TR claimed that the President had the authority to do anything that was not explicitly prohibited by the Constitution. And, in forcing the mine owners to settle with striking miners in 1902 and forcing the railroads to end rebates in 1903 as well as in dissolving some 44 monopolistic corporations, he simply overwhelmed his powerful entrenched right-wing opposition. When Franklin Roosevelt fought the Great Depression with the tidal wave of deficit spending in the WPA, the CCC, and the TVA, he destined Obama's 2009 American Recovery and Reinvestment Act to be a modest, yet effective, stimulus by comparison. And, then as now, the Republican Party fought them both tooth and nail.
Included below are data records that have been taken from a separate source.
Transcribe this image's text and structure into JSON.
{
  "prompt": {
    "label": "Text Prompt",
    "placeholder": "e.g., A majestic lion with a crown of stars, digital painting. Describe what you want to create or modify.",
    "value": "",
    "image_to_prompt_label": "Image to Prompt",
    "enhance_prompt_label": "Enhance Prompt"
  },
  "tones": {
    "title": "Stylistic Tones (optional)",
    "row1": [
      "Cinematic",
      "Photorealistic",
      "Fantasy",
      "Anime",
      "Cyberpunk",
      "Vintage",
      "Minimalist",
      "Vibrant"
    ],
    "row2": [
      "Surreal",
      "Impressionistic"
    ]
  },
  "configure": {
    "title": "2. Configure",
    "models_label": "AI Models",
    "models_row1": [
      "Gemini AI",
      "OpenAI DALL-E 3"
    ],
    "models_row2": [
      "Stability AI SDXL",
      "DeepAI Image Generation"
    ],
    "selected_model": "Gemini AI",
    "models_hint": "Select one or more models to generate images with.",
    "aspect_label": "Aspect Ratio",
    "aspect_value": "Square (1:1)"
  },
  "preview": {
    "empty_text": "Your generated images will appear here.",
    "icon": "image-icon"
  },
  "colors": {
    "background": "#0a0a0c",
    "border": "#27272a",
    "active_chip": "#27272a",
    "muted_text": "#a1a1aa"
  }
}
TR set the mold for government as we know it today with his passionate conviction that the role of government was actively to serve the public to do all that it could to assure the right of all to Life, Liberty and the pursuit of Happiness. His Square Deal set the agenda for his successors in conservation of natural resources, control of corporations and protection of consumers. Contrary to Reagan's and the Tea Party claim that government is the problem, the Roosevelts and Obama have shared the conviction that only government has the power to be a solution to the greatest public problems. And, TR set the standard for activism: enacting the Meat Inspection Act, the Pure Food and Drug Act, creating the Departments of Commerce and Labor, enacting the National Monuments Act and other environmental actions to create 18 national monuments, 150 national forests, 5 national parks including the Grand Canyon and 51 wildlife refuges.
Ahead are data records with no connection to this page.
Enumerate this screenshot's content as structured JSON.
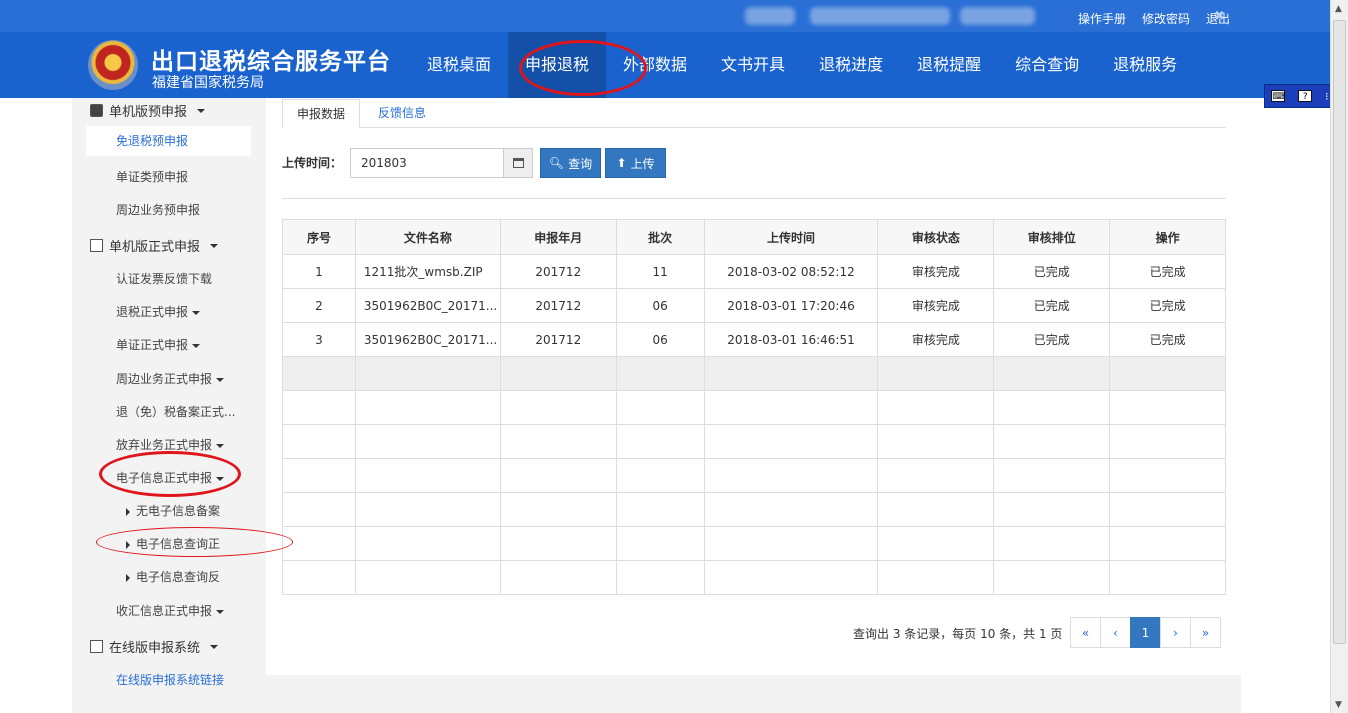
{
  "topbar": {
    "links": [
      "操作手册",
      "修改密码",
      "退出"
    ],
    "close_icon": "✖"
  },
  "header": {
    "title": "出口退税综合服务平台",
    "subtitle": "福建省国家税务局",
    "nav": [
      "退税桌面",
      "申报退税",
      "外部数据",
      "文书开具",
      "退税进度",
      "退税提醒",
      "综合查询",
      "退税服务"
    ],
    "active_nav": "申报退税"
  },
  "sidebar": {
    "group1": "单机版预申报",
    "g1_items": [
      "免退税预申报",
      "单证类预申报",
      "周边业务预申报"
    ],
    "group2": "单机版正式申报",
    "g2_items": [
      "认证发票反馈下载",
      "退税正式申报",
      "单证正式申报",
      "周边业务正式申报",
      "退（免）税备案正式...",
      "放弃业务正式申报",
      "电子信息正式申报"
    ],
    "g2_subitems": [
      "无电子信息备案",
      "电子信息查询正",
      "电子信息查询反"
    ],
    "g2_last": "收汇信息正式申报",
    "group3": "在线版申报系统",
    "g3_link": "在线版申报系统链接"
  },
  "tabs": [
    "申报数据",
    "反馈信息"
  ],
  "filter": {
    "label": "上传时间：",
    "value": "201803",
    "query_button": "查询",
    "upload_button": "上传"
  },
  "table": {
    "headers": [
      "序号",
      "文件名称",
      "申报年月",
      "批次",
      "上传时间",
      "审核状态",
      "审核排位",
      "操作"
    ],
    "rows": [
      [
        "1",
        "1211批次_wmsb.ZIP",
        "201712",
        "11",
        "2018-03-02 08:52:12",
        "审核完成",
        "已完成",
        "已完成"
      ],
      [
        "2",
        "3501962B0C_20171...",
        "201712",
        "06",
        "2018-03-01 17:20:46",
        "审核完成",
        "已完成",
        "已完成"
      ],
      [
        "3",
        "3501962B0C_20171...",
        "201712",
        "06",
        "2018-03-01 16:46:51",
        "审核完成",
        "已完成",
        "已完成"
      ]
    ]
  },
  "pager": {
    "summary": "查询出 3 条记录，每页 10 条，共 1 页",
    "first": "«",
    "prev": "‹",
    "current": "1",
    "next": "›",
    "last": "»"
  }
}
Franklin Roosevelt rolled out not only the CCC, WPA and TVA but also the National Labor Relations Act protecting the right of labor to organize, the Agricultural Adjustment Administration which began the system of farm subsidies and regulation, as well as the SEC, the FDIC protecting bank deposits and Social Security.
The Roosevelt's historic expansion of government service to the entire nation opened the way for the end of legal race and sexual segregation, removal of racial barriers to voting, creation of Medicare and Medicaid. Obama has been faithful to these liberal and activist precedents. Yet even the Affordable Care Act, the end of sexuality discrimination in the armed forces, the enactment of the Dodd-Frank regulation of financial markets, reductions of auto and coal fired power emissions and the expansion of Federally protected natural reserves has been modest when compared with the tremendous changes led by TR and his Democratic successors.
All of this matters on the eve of our mid-term elections which could give the obstructionist Republicans control of Congress. Should that happen, Republicans would begin the process of turning back Obama's progress on reducing carbon emissions and raising working class income, defunding healthcare reform and family planning, blocking same sex marriage, crippling humane treatment of immigrants, under-cutting the Dodd-Frank Act, blocking appointments to both the Supreme Court and the lower Federal courts as well as that of a successor to Attorney General Holder. They would embrace, rather than fight, obstacles to voting.
The great achievements of our democracy since TR are at risk on November 4.